Health waste: spinal fusion added to list
Spinal fusion for unexplained back pain will today be put on the list of unnecessary, wasteful and risky medical procedures.
Spinal fusion for unexplained back pain will today be put on the list of unnecessary, wasteful and risky medical procedures, promising patients more clarity over their options and potentially saving the health system tens of millions of dollar a year.
The move comes after The Australian revealed health insurers had nominated a reduction in spinal fusion surgery as one of the doctor-led responses required to contain the rising costs that are driving up premiums. Even a 20 per cent reduction in hospital cases would save the industry $60 million a year, with flow-on savings for members.
The Australian Prudential Regulation Authority has warned that insurers are “under duress” and more work needs to be done to reduce costs and stabilise the industry. Its latest figures, released yesterday, showed the proportion of Australians with hospital cover had fallen again, to 45.6 per cent, the lowest rate since mid-2011.
While spinal fusion surgery may have a role in cases of spinal instability, in recent years it has often been used in an attempt to treat chronic low back pain where there is no obvious cause. Experts are alarmed by the trend and, according to one estimate, the surgery cost $2.3 billion over a 10-year period despite more than half of those operations likely being unnecessary.
The pain medicine faculty of the Australian and New Zealand College of Anaesthetists has now recommended that spinal fusion be added to the list of unnecessary procedures being developed through the professions-led initiative Choosing Wisely.
The college is urging doctors not to refer patients with axial or mechanical lower back pain for spinal fusion surgery. It is one of five recommendations from the pain experts for the list, with some of the others being not to prescribe benzodiazepines for low back pain and to avoid prescribing opioids for patients in chronic non-cancer pain where the risks outweigh any benefits. The college’s Mick Vagg said yesterday it was hoped that by advising against spinal fusion surgery, clinicians and their patients would be able to focus on other options.
“It is also legitimising people choosing not to have surgery,” said Dr Vagg, a pain medicine physician. “A surgeon once said to me he spent four times as much time talking to people he wasn’t going to operate on than those he was going to operate on. That’s because sometimes it is more psychologically comforting to do something than not.”
Medibank has estimated that about 2000 of its members have spinal fusion surgery each year, costing just under $35,000 each. There is also a huge disparity in the rates of surgery, depending on where it takes place and whether in the public or private system. The Australian Commission on Safety and Quality in Health Care found variation by area on a factor of 6.9. It noted that spinal fusion surgery in NSW increased by 2 per cent between 1997 and 2006 in the public system — and by 167 per cent in the private sector.
Private Healthcare Australia head Rachel David said spinal fusion was another example of where evidence-based medicine helped patients and the system.

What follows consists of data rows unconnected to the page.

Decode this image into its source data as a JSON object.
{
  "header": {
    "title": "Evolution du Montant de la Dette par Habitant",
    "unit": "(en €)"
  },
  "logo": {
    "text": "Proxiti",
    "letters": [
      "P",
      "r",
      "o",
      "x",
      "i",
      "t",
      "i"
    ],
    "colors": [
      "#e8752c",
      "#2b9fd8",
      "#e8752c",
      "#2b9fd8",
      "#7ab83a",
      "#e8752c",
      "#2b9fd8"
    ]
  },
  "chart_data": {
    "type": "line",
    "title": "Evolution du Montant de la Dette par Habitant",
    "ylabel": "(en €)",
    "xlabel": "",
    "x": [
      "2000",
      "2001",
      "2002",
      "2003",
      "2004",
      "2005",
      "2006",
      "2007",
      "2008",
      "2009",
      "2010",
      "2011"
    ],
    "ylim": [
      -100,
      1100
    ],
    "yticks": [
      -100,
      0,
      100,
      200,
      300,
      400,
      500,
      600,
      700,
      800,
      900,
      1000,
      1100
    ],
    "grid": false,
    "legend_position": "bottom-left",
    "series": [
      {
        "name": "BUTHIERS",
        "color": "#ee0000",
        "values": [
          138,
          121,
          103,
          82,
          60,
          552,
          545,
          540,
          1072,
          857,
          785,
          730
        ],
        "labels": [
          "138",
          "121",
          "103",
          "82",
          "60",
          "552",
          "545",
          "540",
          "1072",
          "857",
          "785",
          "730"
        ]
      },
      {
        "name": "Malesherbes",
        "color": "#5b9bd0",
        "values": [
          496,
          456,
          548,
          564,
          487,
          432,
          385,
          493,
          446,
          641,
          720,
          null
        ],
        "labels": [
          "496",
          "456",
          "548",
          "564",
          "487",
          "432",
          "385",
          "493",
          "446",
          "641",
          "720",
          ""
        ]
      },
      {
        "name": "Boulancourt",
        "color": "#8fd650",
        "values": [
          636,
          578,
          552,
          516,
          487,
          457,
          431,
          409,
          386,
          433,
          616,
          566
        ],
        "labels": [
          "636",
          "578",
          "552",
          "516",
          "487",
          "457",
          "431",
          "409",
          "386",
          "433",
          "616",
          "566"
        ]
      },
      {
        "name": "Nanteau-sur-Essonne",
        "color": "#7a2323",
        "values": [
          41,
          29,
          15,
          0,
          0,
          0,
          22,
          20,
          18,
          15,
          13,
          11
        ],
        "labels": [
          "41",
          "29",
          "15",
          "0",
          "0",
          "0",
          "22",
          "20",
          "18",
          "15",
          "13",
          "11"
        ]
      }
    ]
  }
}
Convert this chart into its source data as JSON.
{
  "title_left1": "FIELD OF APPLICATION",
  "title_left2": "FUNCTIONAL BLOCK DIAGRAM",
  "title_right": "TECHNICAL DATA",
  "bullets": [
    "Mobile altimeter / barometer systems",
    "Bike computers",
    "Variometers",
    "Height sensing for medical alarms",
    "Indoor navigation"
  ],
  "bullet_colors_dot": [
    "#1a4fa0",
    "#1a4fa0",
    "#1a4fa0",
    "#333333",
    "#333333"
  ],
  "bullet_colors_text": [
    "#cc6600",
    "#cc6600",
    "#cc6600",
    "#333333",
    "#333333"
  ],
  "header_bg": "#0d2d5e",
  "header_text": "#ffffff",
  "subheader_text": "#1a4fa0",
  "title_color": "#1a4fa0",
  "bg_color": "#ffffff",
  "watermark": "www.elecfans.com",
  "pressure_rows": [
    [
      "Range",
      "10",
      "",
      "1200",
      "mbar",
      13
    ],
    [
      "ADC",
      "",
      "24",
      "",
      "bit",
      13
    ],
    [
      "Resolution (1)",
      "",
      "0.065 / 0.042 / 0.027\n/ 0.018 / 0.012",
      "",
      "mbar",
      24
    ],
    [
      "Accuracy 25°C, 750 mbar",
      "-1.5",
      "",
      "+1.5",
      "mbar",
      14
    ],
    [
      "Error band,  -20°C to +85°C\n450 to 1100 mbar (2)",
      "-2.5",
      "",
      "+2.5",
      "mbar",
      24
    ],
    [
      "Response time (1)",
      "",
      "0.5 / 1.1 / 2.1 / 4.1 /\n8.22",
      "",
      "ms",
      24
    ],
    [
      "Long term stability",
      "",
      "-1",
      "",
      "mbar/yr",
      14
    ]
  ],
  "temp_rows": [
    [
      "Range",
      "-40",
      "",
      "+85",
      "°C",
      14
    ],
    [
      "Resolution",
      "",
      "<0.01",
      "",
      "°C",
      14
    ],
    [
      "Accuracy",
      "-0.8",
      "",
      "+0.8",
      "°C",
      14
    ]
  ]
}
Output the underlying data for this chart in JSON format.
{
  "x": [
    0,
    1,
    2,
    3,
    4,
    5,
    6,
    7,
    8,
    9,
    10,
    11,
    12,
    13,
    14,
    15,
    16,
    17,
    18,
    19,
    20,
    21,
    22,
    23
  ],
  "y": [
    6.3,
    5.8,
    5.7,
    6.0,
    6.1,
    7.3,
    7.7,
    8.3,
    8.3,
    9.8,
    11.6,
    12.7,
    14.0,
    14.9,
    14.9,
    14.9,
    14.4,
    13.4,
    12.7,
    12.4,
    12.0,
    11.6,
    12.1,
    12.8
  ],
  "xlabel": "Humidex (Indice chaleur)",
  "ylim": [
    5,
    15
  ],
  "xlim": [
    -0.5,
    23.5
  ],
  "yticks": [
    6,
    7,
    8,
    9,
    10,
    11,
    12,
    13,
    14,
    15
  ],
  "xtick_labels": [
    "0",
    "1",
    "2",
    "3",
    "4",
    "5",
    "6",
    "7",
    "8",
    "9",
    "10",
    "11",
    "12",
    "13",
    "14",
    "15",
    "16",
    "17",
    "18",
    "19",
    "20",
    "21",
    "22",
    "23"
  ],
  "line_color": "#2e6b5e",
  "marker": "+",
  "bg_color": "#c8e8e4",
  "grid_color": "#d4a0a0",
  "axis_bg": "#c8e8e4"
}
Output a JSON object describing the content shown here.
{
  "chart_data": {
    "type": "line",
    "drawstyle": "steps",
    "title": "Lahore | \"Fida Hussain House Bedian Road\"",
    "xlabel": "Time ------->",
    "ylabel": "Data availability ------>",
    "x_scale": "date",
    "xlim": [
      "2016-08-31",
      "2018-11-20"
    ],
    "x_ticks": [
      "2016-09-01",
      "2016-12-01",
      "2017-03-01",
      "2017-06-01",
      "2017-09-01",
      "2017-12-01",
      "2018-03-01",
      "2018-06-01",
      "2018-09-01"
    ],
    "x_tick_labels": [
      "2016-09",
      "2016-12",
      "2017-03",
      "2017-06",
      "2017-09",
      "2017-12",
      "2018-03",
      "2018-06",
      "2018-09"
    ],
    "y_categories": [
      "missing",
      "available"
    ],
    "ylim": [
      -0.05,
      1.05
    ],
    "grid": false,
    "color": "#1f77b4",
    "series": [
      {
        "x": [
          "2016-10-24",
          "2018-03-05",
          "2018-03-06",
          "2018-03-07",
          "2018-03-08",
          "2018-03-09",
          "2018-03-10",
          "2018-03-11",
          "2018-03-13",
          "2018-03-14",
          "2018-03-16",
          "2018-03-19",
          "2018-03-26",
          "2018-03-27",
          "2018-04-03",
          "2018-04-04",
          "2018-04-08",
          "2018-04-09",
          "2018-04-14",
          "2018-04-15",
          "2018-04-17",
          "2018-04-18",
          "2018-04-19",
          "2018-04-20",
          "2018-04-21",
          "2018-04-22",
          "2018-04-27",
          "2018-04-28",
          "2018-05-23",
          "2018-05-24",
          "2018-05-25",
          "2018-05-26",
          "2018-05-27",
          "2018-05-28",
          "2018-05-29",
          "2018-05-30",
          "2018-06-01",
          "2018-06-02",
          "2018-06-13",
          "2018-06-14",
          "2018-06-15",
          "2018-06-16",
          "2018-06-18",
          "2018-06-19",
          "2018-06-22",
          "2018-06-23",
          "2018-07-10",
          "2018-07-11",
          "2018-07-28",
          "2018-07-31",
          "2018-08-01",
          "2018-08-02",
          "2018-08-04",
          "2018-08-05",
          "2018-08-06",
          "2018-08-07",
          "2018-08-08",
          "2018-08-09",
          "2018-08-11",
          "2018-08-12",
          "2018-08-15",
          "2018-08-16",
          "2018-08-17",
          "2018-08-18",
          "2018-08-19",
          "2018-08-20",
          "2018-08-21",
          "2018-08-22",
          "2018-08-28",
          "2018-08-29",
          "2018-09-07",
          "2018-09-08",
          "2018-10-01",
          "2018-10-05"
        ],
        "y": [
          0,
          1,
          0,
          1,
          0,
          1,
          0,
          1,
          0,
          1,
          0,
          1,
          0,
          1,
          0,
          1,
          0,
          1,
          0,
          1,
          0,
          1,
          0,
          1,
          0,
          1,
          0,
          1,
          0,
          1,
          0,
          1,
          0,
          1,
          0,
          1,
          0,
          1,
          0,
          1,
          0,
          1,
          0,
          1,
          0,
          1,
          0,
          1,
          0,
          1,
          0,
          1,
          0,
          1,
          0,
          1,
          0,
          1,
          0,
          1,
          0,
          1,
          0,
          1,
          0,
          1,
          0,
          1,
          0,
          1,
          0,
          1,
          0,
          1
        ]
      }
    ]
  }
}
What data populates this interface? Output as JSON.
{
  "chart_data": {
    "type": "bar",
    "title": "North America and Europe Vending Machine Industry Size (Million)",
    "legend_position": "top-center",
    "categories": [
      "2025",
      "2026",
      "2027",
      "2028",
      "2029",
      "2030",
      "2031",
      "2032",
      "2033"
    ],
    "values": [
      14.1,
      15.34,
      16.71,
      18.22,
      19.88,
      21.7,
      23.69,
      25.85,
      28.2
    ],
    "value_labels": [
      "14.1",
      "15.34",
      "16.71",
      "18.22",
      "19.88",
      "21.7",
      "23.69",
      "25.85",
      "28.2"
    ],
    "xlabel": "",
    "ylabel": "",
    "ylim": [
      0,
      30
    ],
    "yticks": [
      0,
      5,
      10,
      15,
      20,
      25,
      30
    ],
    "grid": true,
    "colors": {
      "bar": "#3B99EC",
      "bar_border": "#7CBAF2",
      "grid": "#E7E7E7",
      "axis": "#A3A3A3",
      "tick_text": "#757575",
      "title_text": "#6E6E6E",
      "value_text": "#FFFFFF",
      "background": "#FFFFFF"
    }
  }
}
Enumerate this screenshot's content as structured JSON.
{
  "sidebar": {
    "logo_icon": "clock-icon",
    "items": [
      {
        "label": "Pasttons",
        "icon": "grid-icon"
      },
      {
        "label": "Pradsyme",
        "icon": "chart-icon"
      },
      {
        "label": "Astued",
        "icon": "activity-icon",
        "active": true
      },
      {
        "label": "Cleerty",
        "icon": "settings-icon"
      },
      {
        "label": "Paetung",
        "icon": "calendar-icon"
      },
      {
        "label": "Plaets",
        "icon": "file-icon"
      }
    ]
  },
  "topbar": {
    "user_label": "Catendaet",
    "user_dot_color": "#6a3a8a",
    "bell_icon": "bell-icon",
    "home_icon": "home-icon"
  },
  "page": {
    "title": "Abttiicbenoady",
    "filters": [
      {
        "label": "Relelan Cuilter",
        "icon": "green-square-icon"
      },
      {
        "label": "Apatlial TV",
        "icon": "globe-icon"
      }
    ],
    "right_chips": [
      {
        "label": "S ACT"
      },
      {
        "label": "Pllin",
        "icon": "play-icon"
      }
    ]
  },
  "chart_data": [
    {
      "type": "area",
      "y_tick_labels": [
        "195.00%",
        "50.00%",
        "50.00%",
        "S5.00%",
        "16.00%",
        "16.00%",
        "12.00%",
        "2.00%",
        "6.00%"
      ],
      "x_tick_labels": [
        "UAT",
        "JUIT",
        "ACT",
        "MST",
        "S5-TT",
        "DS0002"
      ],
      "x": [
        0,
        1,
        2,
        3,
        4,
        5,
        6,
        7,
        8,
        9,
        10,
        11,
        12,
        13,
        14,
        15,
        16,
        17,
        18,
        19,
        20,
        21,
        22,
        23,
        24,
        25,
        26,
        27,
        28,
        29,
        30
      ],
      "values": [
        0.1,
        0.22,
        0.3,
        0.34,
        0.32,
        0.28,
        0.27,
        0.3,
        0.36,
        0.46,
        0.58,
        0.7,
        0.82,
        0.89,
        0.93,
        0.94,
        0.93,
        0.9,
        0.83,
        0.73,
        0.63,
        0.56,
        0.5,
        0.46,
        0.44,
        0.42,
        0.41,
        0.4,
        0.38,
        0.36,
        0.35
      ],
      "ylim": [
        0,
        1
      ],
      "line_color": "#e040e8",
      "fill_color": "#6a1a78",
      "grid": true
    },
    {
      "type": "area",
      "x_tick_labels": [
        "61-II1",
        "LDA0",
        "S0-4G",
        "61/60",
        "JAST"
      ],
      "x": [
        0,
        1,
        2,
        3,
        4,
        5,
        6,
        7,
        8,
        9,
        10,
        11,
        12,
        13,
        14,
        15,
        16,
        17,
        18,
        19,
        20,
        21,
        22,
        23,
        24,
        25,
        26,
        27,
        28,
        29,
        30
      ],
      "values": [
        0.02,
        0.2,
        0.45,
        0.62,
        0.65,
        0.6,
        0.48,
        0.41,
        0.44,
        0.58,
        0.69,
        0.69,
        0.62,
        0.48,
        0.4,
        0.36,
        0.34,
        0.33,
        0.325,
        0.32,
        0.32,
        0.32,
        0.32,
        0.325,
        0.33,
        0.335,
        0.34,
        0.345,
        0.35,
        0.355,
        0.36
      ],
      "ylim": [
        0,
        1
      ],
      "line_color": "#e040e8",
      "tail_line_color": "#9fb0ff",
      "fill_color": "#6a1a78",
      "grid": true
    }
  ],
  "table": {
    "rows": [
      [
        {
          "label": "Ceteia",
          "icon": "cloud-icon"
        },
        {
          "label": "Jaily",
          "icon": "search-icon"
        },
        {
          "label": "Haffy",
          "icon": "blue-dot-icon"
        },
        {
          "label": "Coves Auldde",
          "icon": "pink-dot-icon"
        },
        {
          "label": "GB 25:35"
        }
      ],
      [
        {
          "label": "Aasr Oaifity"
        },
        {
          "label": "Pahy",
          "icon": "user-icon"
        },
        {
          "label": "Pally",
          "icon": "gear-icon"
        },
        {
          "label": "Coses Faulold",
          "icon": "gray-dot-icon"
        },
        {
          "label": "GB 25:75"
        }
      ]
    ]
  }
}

“We know that probably only around 20 patients out of every 100 who get spinal fusion surgery are helped by it,” Dr David said. “But it gets a lot of funding through the (Medicare Benefits Schedule) and doctors will just come back and say we don’t know which 20 per cent benefit, so they are continuing to operate on people. That is the difficulty, when the evidence is unclear about patient selection and the MBS continues to pay, it is difficult under our regulatory system not to pay.”
APRA figures show the level of hospital treatment benefits paid by insurers was 4.7 per cent higher in the December quarter than the same period the year before. But the average out-of-pocket cost for patients in that period increased 6.1 per cent.
Dr David said health insurers returned more of their premiums to members than any other insurance category. She suggested the figures would also put lie to the claims, most recently made by Labor leader Bill Shorten, that some health insurers were making 25 per cent profits, in comments that appeared to reflect he confused a return on equity measure with profit.
“Health fund profit margins were 5.16 per cent in the 12 months to December 2017 and health fund profits have remained stable over the last decade running between 4.5 and 6 per cent, significantly below the returns made by private hospital groups and medical specialist practices,” she said.
The continued slide in the proportion of Australians with hospital cover — 12,294 fewer members in the quarter — came after Health Minister Greg Hunt announced a package of reforms and before he approved long-time low premium increases.